As of now, we are considering order type for allowing/disallowing merge (if one patient record has an active lab order, the other patient record should not have an active lab order). Reason: When we order Panels, we do not specify what individual tests are ordered under that panel. So if one patient record has been ordered a panel and the other patient patient record has been ordered a test which is also a part of the panel ordered for the other patient, we have no way to figure out the conflict in this case.
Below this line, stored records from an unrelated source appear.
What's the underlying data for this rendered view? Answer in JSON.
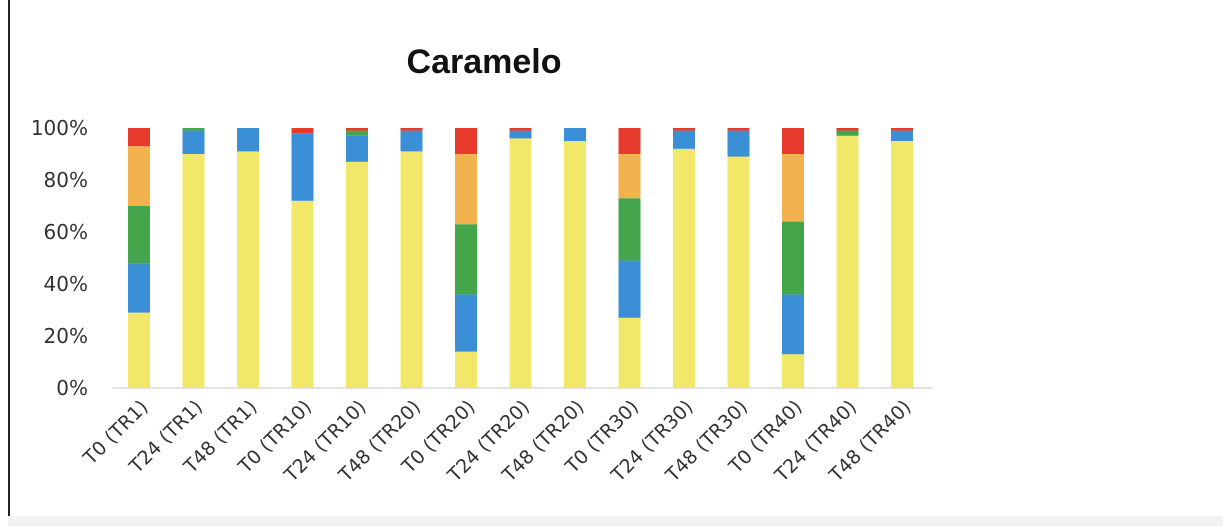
{
  "chart_data": {
    "type": "bar",
    "stacked": true,
    "title": "Caramelo",
    "xlabel": "",
    "ylabel": "",
    "ylim": [
      0,
      100
    ],
    "y_ticks": [
      "0%",
      "20%",
      "40%",
      "60%",
      "80%",
      "100%"
    ],
    "grid": false,
    "legend": "none",
    "categories": [
      "T0 (TR1)",
      "T24 (TR1)",
      "T48 (TR1)",
      "T0 (TR10)",
      "T24 (TR10)",
      "T48 (TR20)",
      "T0 (TR20)",
      "T24 (TR20)",
      "T48 (TR20)",
      "T0 (TR30)",
      "T24 (TR30)",
      "T48 (TR30)",
      "T0 (TR40)",
      "T24 (TR40)",
      "T48 (TR40)"
    ],
    "series": [
      {
        "color": "#f1e86a",
        "values": [
          29,
          90,
          91,
          72,
          87,
          91,
          14,
          96,
          95,
          27,
          92,
          89,
          13,
          97,
          95
        ]
      },
      {
        "color": "#3a8fd6",
        "values": [
          19,
          9,
          9,
          26,
          10,
          8,
          22,
          3,
          5,
          22,
          7,
          10,
          23,
          0,
          4
        ]
      },
      {
        "color": "#45a54b",
        "values": [
          22,
          1,
          0,
          0,
          2,
          0,
          27,
          0,
          0,
          24,
          0,
          0,
          28,
          2,
          0
        ]
      },
      {
        "color": "#f2b24e",
        "values": [
          23,
          0,
          0,
          0,
          0,
          0,
          27,
          0,
          0,
          17,
          0,
          0,
          26,
          0,
          0
        ]
      },
      {
        "color": "#e63b2c",
        "values": [
          7,
          0,
          0,
          2,
          1,
          1,
          10,
          1,
          0,
          10,
          1,
          1,
          10,
          1,
          1
        ]
      }
    ]
  }
}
So it would be safer to resolve such conflicts manually.
Also, thinking purely from the functional perspective, it is unlikely in a hospital that two duplicate patient records are actively being used at the same time. This can happen in case of emergency visit though that the doctors did not bother to search for the patient and created a new record but this does not happen that frequently. So I think drilling down to checking at the concept level will be making the logic a bit too complicated unnecessarily.
I don’t think this works because the underlying API would treat changing the autoexpiredate as a new revised order, and we won’t want this.
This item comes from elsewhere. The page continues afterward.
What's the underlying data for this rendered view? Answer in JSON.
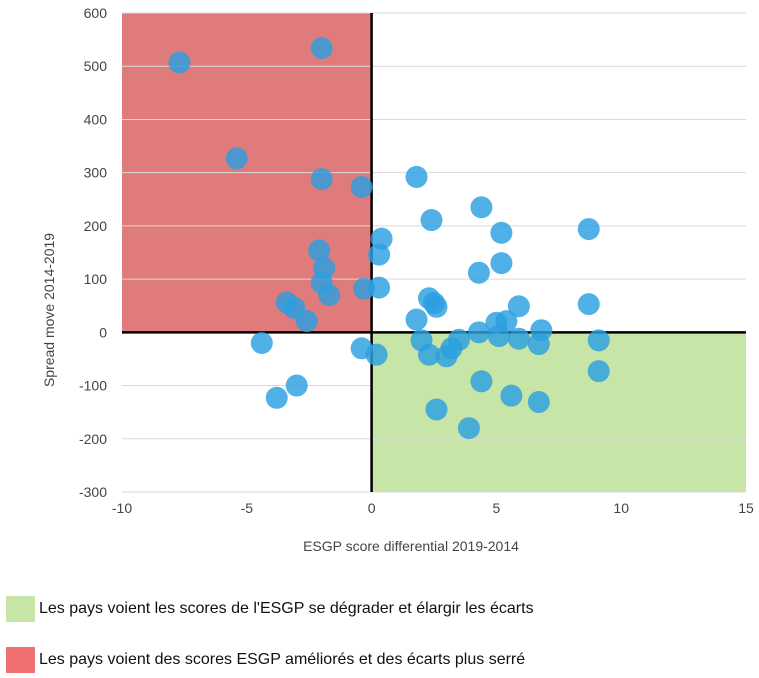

The correct fix for this is to introduce a status (TRUNK-5011). The workaround until we’ve done this is to give a good error message when trying to merge the patients, so that in this rare scenario the user knows to manually close the order in one record.
We were also thinking this on the design call, so we thought it makes sense to just be quite permissive of merging records with non-drug orders.
It’s going to be a very rare circumstance where this happen, i.e. two records actively being used for one patient, and one gets a panel ordered and the other gets an individual test ordered. And the patient harm of inadvertently doing a CBC and also a Hematocrit is negligible. So I would prefer to make the code more permissive and only prevent merging when both records have active orders for the exact same concept (for non-drug orders).
But if you prefer to be less permissive, and force a user to do manual reconciliation if both records have active lab orders, that’s fine too. Either way, you have a green light to loosen the restrictions on patient merges as discussed here, and to treat this as a bugfix that can be backported to maintenance releases.
Just to confirm, does everybody agree that we should allow merging patients with orders of the same concept as long as they are not drug orders?
@wyclif could you clarify/expand this comment?
Particularly, what is being proposed that is different from what I mentioned in this previous comment?
@darius, For now, we want to be less permissive as discussed below.
The implementation for which we are rolling out this functionality wants to do a manual reconciliation if both records have active lab/radiology orders.